Gli dico. Mi fa segno di raggiungerla, mentre si mette a sedere, con i piedi che toccano il pavimento. Quando sono ormai a pochi centimetri da lei, mi prende per il colletto della maglietta e mi tira verso il suo viso, per baciarmi. Le sfioro il viso con le dita, le accarezzo il collo, e poi la faccio alzare lentamente, per stringerla di più tra le mie braccia. Per sentire tutto il suo calore, unirsi al mio. Si stacca da me per prendere fiato e mi sussurra contro il collo.

<< Fare l’amore in mezzo alla natura… Dimmi che non era il sogno della tua vita. >>

Afferro il bordo della sua maglietta per sfilargliela lentamente.
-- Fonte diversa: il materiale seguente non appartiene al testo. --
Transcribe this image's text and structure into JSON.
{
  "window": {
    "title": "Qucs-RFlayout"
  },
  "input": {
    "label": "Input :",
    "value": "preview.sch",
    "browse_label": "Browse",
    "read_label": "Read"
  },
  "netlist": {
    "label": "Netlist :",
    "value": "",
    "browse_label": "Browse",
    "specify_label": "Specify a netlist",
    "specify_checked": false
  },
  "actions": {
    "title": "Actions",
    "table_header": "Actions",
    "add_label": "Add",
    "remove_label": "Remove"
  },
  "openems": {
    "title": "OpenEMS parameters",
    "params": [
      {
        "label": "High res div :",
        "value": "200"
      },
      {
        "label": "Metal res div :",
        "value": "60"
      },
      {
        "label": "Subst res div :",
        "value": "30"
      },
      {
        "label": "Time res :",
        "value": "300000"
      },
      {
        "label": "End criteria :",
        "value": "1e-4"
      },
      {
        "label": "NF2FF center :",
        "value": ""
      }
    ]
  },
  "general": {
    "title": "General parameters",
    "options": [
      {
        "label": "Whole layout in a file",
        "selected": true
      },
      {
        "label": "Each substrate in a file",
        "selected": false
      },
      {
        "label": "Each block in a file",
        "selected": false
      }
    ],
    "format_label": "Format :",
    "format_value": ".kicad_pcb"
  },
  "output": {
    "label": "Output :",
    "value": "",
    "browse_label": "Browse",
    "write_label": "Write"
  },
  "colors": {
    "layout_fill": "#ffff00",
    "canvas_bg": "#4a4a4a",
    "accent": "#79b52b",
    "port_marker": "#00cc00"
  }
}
<< Come se fosse la prima volta… La spiaggia è natura. E anche la montagna. E il mare. >> 

Gli sussurro tra un bacio e l’altro. Non so come, mi ritrovo seduto esattamente nel punto in cui era lei poco prima. Mi sfiora i capelli con le dita, mentre poso le mie labbra al centro della sua addome, per poi risalire, nell’incavo tra i suoi seni. Si spinge contro di me, mi sfila la maglietta, mi bacia la spalla, mentre le sue ginocchia di posano sul materasso. Mentre si distende sopra di me, prendendo il controllo della situazione, mentre ci sfila gli ultimi vestiti rimasti, mentre preme tutto il suo corpo nudo contro il mio, annullandomi ogni pensiero coerenti. E riesco solo a vedere i suoi occhi, i suoi occhi scuri luccicanti d’amore e di passione, che mi fissano tra un bacio e l’altro. Vedo il suo sorriso, sfioro i suoi capelli morbidi, e le stringo i fianchi ad ogni movimento, ad ogni sospiro che accompagna il mio, ad ogni gemito, mentre mi spinge, sempre di più, dentro di lei. E io la lascio fare. Le lascio fare mentre penso che potrei restare chiuso in questa roulotte, tra questi boschi, con lei, per il resto della mia vita, senza curarmi di tutto il resto.  

 

POV Nina.

Qualche ora dopo, siamo ancora distesi in questo letto bianco, l’uno sull’altra, con le gambe intrecciate,  e le coperte scomposte sopra i nostri corpi nudi. Sono leggermente girata su un fianco e guardo le stelle fuori dal finestrone. Le mani di Ian non lasciano un secondo il mio corpo, accarezzandomi la pancia, mentre mi tiene stretta contro il suo petto, con il mento premuto sulla mia spalla. Guancia contro guancia.   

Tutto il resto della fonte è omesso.